A todas estas costumbres que nos han hecho mantenernos en una burbuja de confort, les hemos dado la vuelta en este fin de semana, porque:

– tenemos una profesión sí, pero las necesidades del mercado hacen que éstas definan nuestro proyecto: no soy sólo psicólogo soy un profesional especializado en analizar el entorno para facilitarte tu toma de decisiones, o en gestionar ayudas para tus logros, o en facilitar el talento de otros, etc. Es lo que cubrimos en el mercado lo que nos define ahora no el nombre de nuestra profesión. Ocurre igual con cualquier otra profesión.

– trabaje en el proyecto que trabaje, existe un talento diferencial y común que aporto en todos mis trabajos. Identificar cual es ese aporte de talento es el camino hacia tu marca personal diferenciada

– ya ningún profesional tradicionalmente técnico puede dejar a un lado su vertiente comercial, diferencial, y de interacción con los demás para captar la atención e implicación de sus clientes, prescriptores o clientes potenciales

– no es que el teléfono no funcione, es que necesitamos tener un plan de comunicación y venta de nuestras aportaciones para que el mundo vea y conozca lo que ganaría si trabajáramos con ellos. Nadie lo va a hacer por nosotros

Es muy útil desarrollar en nosotros la capacidad de extraer la esencia de nuestra marca personal y de saber argumentarla y desarrollarla. De esta forma, sabremos transmitir e impactar con nuestro mensaje tanto en 140 caracteres que nos pueda permitir una comunicación en una red social, como en una charla o conversación con un cliente en la que dispongamos de una hora de tiempo. Compactar y estirar, concentrar y expandir nuestros argumentos de marca es imprescindible para no perder ni un momento de interacción con los demás, en el que perdamos la oportunidad de transmitir y comportarnos de manera coherente con nuestra marca personal. De esta manera además, ganaremos en confianza y credibilidad.

Nuestra marca personal debe dejar huella allá donde estemos virtual o presencialmente y debe ser trabajado de forma consciente, voluntaria, y proactiva. De esta manera, acercaremos la visión que tenemos sobre nosotros mismos, de lo que estamos seguros que podemos aportar, y aquella visión que se percibe de nosotros mismos en nuestros receptores.

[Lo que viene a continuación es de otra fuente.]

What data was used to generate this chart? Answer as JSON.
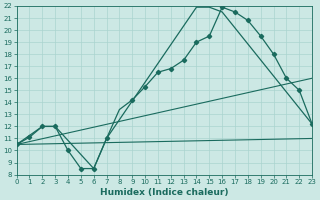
{
  "xlabel": "Humidex (Indice chaleur)",
  "xlim": [
    0,
    23
  ],
  "ylim": [
    8,
    22
  ],
  "xticks": [
    0,
    1,
    2,
    3,
    4,
    5,
    6,
    7,
    8,
    9,
    10,
    11,
    12,
    13,
    14,
    15,
    16,
    17,
    18,
    19,
    20,
    21,
    22,
    23
  ],
  "yticks": [
    8,
    9,
    10,
    11,
    12,
    13,
    14,
    15,
    16,
    17,
    18,
    19,
    20,
    21,
    22
  ],
  "bg_color": "#cce8e4",
  "grid_color": "#aad4cf",
  "line_color": "#1a6b5e",
  "line1_x": [
    0,
    1,
    2,
    3,
    4,
    5,
    6,
    7,
    8,
    9,
    10,
    11,
    12,
    13,
    14,
    15,
    16,
    17,
    18,
    19,
    20,
    21,
    22,
    23
  ],
  "line1_y": [
    10.5,
    11.1,
    12.0,
    12.0,
    10.0,
    8.5,
    8.5,
    11.0,
    13.4,
    14.2,
    15.3,
    16.5,
    16.8,
    17.5,
    19.0,
    19.5,
    21.9,
    21.5,
    20.8,
    19.5,
    18.0,
    16.0,
    15.0,
    12.2
  ],
  "line1_markers": [
    0,
    1,
    2,
    3,
    4,
    5,
    6,
    7,
    9,
    10,
    11,
    12,
    13,
    14,
    15,
    16,
    17,
    18,
    19,
    20,
    21,
    22,
    23
  ],
  "line2_x": [
    0,
    2,
    3,
    6,
    7,
    14,
    15,
    16,
    23
  ],
  "line2_y": [
    10.5,
    12.0,
    12.0,
    8.5,
    11.0,
    21.9,
    21.9,
    21.5,
    12.2
  ],
  "line3_x": [
    0,
    23
  ],
  "line3_y": [
    10.5,
    16.0
  ],
  "line4_x": [
    0,
    23
  ],
  "line4_y": [
    10.5,
    11.0
  ],
  "xlabel_fontsize": 6.5,
  "tick_fontsize": 5.0
}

Como comentaba este fin de semana construir nuestra marca personal es caminar por un proceso que me hace ir de un punto a otro:

TALENTO MARCA PERSONAL

Partiendo de mi autoconocimiento, necesito idear una estrategia de cómo llegar al otro conociendo ¿quién eres? y encontrar el punto de unión de esas dos islas.

alicia

Estrategia que me permita crear credibilidad y confianza en aquél que es mi receptor, aquél que puede emocionarse con mi aporte y mi talento. Sin la percepción del otro, sin su valoración y sin su mirada, nuestra marca no existe.

mafalda

¿y tú sabes lo que el mercado necesita de tu profesión?

¿sabes cual es el aporte diferencial que proporcionas a tus interacciones profesionales?

¿has realizado el viaje desde “quién soy” a “quién eres”?